Ways modern lifestyle poses health risks projects a disparity in genes and lifestyle that encourages potential health risks linked to science. Some of these risks contribute to diseases of epidemic proportions today, though rare a few generations ago.
What does this mean? It means that while the world has changed due to modern technology, stress response has not. Take for instance the issue of stress reaction: Your heart beats faster and harder, and your blood pressure soars. Your breathing gets faster and deeper, and your pupils widen. Your muscles tense up and your hair may bristle a bit. Your skin becomes cool and clammy, your mouth gets dry, and your stomach may churn with tension. You feel alert and awake but tense and nervous. That’s a stress response on the outside.
But on the inside, stress activates your clotting mechanisms and turns up the immune system. Blood sugar levels rise; white blood cells pour into circulation, and urine production slows. These emotional and physical changes prepare humans to cope with danger.
This article on ways modern lifestyle poses health risks focuses on what you can do to mitigate contemporary diseases.
Modern Diseases That Can Occur
Looking at the table below, what comes to mind is that the survival genes that were once adaptive are now the source of modern-day diseases, diabetes, stroke, depression, pain, etc.
|Threats to survival||Natural survival response||Modern diseases that can occur|
|Starvation||Energy conservation||Obesity and diabetes|
|Dehydration||Retention of salt and fluids||High blood pressure|
|Infection||Potent immune system||Autoimmune and allergic diseases; septic shock syndrome|
|Adversaries||Arousal and fear||Anxiety and insomnia|
|Dangerous situations||Withdrawal from danger, escape||Depression and social isolation|
|Tissue strain and injuries||Preservation of tissue integrity||Pain and fatigue syndrome|
|Bleeding||Promotion of clotting||Heart attack and stroke|
So how do you prevent these modern diseases? Before suggesting what to do, it’s important to discuss briefly the effect of modern science on ways modern lifestyle poses health risks.
Effect Of Modern Science On Lifestyle
The revolution of modern science and technology is a good thing, but progress has its price according to the following effects on the human body and mind:
Sedentary Life: Although labor-saving devices made life much easier, replacing physical labor with mental work, was the start of a sedentary life.
Unhealthy eating habits and overfeeding: While it was also good news that new agricultural methods made food cheap and plentiful, technology and mass production made refined grains, sugar, and salt – to say nothing of tobacco and alcohol – plentiful. The bad news is the resultant overfeeding, unhealthy eating, and habit. The implication is that fresh foods are out, refined, processed foods in; hence less fiber and vitamins but more salt, sugar, fat, and calories.
Lack of exercise: So yes, life is much better (and much longer) today than ever before. Equally, some good things have been lost such as regular exercise. Shovels have been replaced with tractors, brooms with vacuums, and stairs with elevators.
Mental Stress and Environmental Pollution: Mental stress is on the rise, and so is environmental pollution. As pollution changes the atmosphere, a high dose of toxins presents new challenges to human genes and human health. Also, sedentary living and processed foods extract a price both in health and in cash.

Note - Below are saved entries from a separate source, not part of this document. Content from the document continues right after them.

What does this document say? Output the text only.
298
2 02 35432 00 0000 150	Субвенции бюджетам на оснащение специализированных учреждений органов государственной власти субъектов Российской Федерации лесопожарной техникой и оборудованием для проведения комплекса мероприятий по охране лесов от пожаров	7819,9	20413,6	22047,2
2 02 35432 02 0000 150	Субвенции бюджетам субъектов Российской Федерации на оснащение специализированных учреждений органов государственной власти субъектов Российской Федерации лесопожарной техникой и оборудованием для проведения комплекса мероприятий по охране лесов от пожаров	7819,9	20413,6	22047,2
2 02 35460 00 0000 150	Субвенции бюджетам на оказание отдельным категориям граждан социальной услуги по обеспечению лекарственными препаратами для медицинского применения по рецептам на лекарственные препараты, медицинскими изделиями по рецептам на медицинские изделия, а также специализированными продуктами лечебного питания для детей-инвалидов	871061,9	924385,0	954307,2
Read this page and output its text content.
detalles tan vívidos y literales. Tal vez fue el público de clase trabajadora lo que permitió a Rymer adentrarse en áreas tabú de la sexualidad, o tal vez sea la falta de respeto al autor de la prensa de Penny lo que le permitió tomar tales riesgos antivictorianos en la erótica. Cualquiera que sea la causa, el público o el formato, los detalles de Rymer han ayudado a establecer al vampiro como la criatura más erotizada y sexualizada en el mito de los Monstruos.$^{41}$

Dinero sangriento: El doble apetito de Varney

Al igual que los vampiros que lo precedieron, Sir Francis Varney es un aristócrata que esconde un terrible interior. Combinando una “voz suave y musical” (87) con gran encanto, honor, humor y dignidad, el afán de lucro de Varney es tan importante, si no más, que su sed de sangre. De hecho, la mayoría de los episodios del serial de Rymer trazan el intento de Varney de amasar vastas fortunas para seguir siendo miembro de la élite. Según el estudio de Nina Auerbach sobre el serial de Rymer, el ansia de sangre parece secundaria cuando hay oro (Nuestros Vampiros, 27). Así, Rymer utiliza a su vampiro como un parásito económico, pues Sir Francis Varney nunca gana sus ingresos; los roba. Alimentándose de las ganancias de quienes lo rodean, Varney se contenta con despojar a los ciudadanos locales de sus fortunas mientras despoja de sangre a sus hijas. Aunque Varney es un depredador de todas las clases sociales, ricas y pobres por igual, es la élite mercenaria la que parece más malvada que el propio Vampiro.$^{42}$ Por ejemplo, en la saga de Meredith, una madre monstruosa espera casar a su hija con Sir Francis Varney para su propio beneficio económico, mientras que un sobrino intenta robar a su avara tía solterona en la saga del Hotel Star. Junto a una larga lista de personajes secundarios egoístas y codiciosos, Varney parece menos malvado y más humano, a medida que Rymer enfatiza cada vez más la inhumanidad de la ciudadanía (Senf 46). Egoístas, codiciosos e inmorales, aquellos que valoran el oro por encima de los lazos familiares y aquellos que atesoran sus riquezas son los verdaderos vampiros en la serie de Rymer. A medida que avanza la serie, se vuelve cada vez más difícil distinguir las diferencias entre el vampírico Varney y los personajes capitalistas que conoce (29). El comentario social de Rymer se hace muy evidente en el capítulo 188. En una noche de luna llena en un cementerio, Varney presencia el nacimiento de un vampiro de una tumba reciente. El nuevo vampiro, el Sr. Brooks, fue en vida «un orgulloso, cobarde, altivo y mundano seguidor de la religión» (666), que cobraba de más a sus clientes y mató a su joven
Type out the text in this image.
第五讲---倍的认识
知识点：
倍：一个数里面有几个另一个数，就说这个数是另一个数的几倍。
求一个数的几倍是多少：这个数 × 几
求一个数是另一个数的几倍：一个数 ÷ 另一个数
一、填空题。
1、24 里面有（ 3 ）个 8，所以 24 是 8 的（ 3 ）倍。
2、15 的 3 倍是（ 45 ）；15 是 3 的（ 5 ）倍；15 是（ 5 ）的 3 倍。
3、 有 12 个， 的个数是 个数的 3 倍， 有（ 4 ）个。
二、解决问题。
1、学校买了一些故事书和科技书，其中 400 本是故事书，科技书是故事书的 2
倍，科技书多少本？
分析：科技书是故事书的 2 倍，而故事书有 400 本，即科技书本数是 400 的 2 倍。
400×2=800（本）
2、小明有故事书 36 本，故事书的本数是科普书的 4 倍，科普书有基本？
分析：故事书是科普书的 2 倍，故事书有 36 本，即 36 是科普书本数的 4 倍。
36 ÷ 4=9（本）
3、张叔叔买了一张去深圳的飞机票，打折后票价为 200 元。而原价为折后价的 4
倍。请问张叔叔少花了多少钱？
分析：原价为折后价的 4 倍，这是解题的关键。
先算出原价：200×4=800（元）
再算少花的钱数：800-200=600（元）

Solutions To Prevent Modern Diseases
The solutions include getting used to exercise habits and dietary patterns that keep your genes happy and your life healthy and enjoyable. And for now, since it seems science cannot change your genes to handle modern-day challenges, the only way for you to restore nature’s balance is to adopt a more natural lifestyle. Here’s how:
Eat nutritious all-natural foods
Consume a variety of foods to restore nutritional diversity. Favor vegetable-based foods that provide essential vitamins and minerals. Eat whole-grain products that contain the fiber you need. Avoid animal fat; get your protein from fish, poultry, beans, and legumes. Reduce your dependence on processed foods, salt, and simple sugars. Eat smaller meals on a regular schedule, balancing your caloric intake with your energy release.
Keep moving, Exercise consistently
Add physical activity to your daily life by climbing stairs, walking instead of driving when possible, and carrying your own parcels. Set aside 30–45 minutes nearly every day for moderate exercise: walking, jogging, biking, swimming, dancing, gardening, and tennis are good examples. For best results, add exercises for balance, stretching exercises, and safe resistance training.
In order to manage stress, it’s essential for you to balance work and play, stimulation and relaxation, companionship and solitude. Achieve all you can. Most importantly, take time to enjoy every day.
Lastly, keep in mind that you can get back to basics by including the best aspects of modern life to live naturally, enjoyably, and healthfully. After all, it is already there in your genes.